No Encontro de Regensburg, apresentei um poster sobre a minha pesquisa, calcada no período de formação do pintor, gravador e ilustrador João Fahrion (Porto Alegre, RS, 1898–1970) na Alemanha, no início dos anos 1920. E, preciso comentar: a recepção foi ótima. As pessoas estavam francamente impressionadas com a qualidade da obra do artista e com o fato de ele ser praticamente desconhecido na Alemanha. Mas é com esse objetivo, também, que trabalhamos: para divulgar coisas bacanas.

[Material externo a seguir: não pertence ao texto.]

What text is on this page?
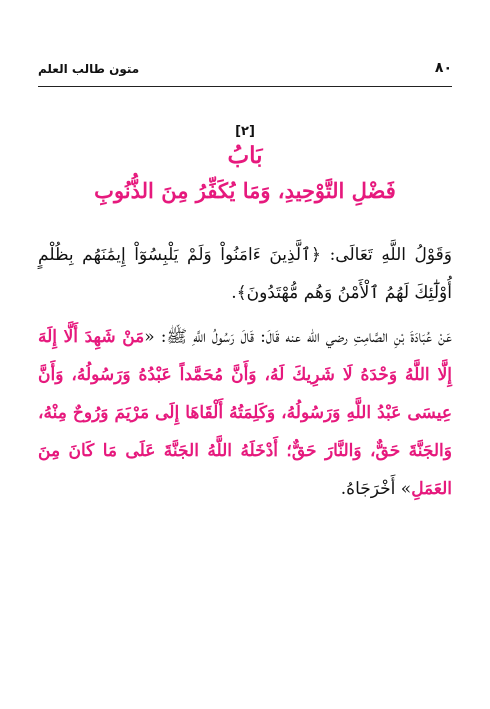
٨٠
متون طالب العلم
[٢]
بَابُ
فَضْلِ التَّوْحِيدِ، وَمَا يُكَفِّرُ مِنَ الذُّنُوبِ

وَقَوْلُ اللَّهِ تَعَالَى: ﴿ٱلَّذِينَ ءَامَنُواْ وَلَمْ يَلْبِسُوٓاْ إِيمَٰنَهُم بِظُلْمٍ أُوْلَٰٓئِكَ لَهُمُ ٱلْأَمْنُ وَهُم مُّهْتَدُونَ﴾.

عَنْ عُبَادَةَ بْنِ الصَّامِتِ رضي الله عنه قَالَ: قَالَ رَسُولُ اللَّهِ ﷺ: «مَنْ شَهِدَ أَلَّا إِلَهَ إِلَّا اللَّهُ وَحْدَهُ لَا شَرِيكَ لَهُ، وَأَنَّ مُحَمَّداً عَبْدُهُ وَرَسُولُهُ، وَأَنَّ عِيسَى عَبْدُ اللَّهِ وَرَسُولُهُ، وَكَلِمَتُهُ أَلْقَاهَا إِلَى مَرْيَمَ وَرُوحٌ مِنْهُ، وَالجَنَّةَ حَقٌّ، وَالنَّارَ حَقٌّ؛ أَدْخَلَهُ اللَّهُ الجَنَّةَ عَلَى مَا كَانَ مِنَ العَمَلِ» أَخْرَجَاهُ.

Bem, eu investigo a trajetória e a obra desse artista há pelo menos 15 anos, quando iniciei meu trabalho sobre os “artistas ilustradores da antiga Livraria do Globo”, tema de meu Mestrado e Doutorado (PPGAV–UFGRS, 2002; 2007) e que resultou no livro A modernidade impressa, lançado em 2016. Na verdade, porém, posso dizer que Fahrion me acompanha desde quando eu tinha 8 anos de idade. E, não… eu não convivia com quaisquer obras dele, nem na casa dos meus pais, nem na casa de ninguém. O que me levou a conhecer Fahrion foi um livro ilustrado por ele: a edição de 1936 d’As aventuras do avião vermelho, do Erico Verissimo. Por caminhos tortos e maravilhosos, esse livro foi meu guia. Mas essa é uma outra história… O fato é que além de ter sido o mais prolífico dos artistas ilustradores da editora sulina, Fahrion foi professor de Desenho no antigo Instituto de Belas Artes (atual Instituto de Artes da UFRGS), bem como um dos mais prestigiados artistas no Rio Grande do Sul, entre as décadas de 1930–1960. Sua formação iniciou no final dos anos 1910, em ateliês em Porto Alegre, mas foi em Berlim, onde viveu entre 1920 e 1922, que ele constituiu sua base. Entre meus propósitos, aqui, está investigar as obras dos professores com os quais ele estudou e tentar reconstruir o meio artístico no qual viveu, imaginando, também, o que Fahrion pode ter visto em termos de exposições. Assim, embora meu vínculo na Alemanha seja com a Hochschule Hannover, localizada em Hannover, região central da Alemanha, vivo e pesquiso em Berlim, pois o meu “objeto” está aqui. Outra faceta admirável da Humboldt: o respeito à liberdade e às opções do pesquisador.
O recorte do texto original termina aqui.